Late yesterday afternoon, I had a chance to talk with two executives from Oclaro -- CFO Jerry Turin and Executive VP Sales/Marcom Scott Parker -- about the company's acquisition of Mintera (see "Oclaro acquires Mintera with 40, 100 Gbps in mind"). Here are some highlights:
- The acqusition's boost to Oclaro's 100G efforts was at least as important, and perhaps more important, than its effect on the company's 40G portfolio, Turin said. It probably will have more of an impact when the 100G market reaches the module stage, however. The execs repeated Oclaro President and CEO Alain Couder's assertion that the initial play in the 100G space is at the component level (see "Oclaro: ClariPhy deal boosts 100G component and module play").
- Parker conceded that the 40G space has been soft for a few quarters, after a certain "major deployer" (that would be AT&T) slowed its rollouts. However, he said that demand for 40G has started to pick up again, particularly for DQPSK technology.
- Parker foresees DQPSK ruling metro applications and DPSK and coherent 40G duking it out in long-haul applications.
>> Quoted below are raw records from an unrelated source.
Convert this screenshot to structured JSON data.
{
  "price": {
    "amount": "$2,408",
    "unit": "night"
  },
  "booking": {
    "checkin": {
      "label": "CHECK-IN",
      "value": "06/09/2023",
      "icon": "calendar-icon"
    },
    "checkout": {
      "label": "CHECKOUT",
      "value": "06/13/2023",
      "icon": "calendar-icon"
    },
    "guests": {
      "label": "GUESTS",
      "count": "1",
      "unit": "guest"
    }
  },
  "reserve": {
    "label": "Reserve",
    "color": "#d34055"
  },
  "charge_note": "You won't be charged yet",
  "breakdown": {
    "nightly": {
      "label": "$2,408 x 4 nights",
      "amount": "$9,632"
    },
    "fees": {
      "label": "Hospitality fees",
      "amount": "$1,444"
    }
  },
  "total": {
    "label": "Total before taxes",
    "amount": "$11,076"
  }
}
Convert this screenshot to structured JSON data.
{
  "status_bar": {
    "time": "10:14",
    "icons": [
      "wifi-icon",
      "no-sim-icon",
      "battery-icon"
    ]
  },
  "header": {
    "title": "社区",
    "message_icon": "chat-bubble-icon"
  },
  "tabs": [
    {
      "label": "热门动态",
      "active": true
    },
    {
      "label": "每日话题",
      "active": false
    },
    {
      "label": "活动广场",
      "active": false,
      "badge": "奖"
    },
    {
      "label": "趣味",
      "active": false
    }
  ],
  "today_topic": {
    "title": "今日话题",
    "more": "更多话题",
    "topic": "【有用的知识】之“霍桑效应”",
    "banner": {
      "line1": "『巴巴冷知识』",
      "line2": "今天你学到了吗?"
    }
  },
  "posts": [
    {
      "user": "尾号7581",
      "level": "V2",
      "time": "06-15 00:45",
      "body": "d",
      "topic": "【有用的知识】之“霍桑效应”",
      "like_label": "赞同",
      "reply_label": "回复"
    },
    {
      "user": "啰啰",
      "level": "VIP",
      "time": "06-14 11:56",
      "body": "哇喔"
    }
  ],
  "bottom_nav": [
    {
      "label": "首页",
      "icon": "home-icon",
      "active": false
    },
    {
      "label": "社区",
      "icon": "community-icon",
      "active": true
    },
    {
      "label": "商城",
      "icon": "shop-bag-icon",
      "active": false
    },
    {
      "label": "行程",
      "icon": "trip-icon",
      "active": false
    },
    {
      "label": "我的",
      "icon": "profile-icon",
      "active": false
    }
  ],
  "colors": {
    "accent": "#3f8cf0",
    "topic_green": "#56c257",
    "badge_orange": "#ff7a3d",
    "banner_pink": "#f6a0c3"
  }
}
Of the three modulation formats, the market opportunity for 40G coherent technology will be most affected by the advent of 100G coherent. Both gentlemen foresee a healthy market for 40G in general over the next two years at least (after which 100G is expected to begin rolling out in earnest). Support for these deployments should make 40G a continuing source of revenue after cost-effective 100G arrives as well.
- Terry Unter's tenure with Oclaro -- beyond leading the new 40G/100G modules and subsystems division "for a transitional period" -- remains up in the air because it was decided not to hold up the acquisition until that could be defined, the executives said. There isn't a clock on the transitional period, they added.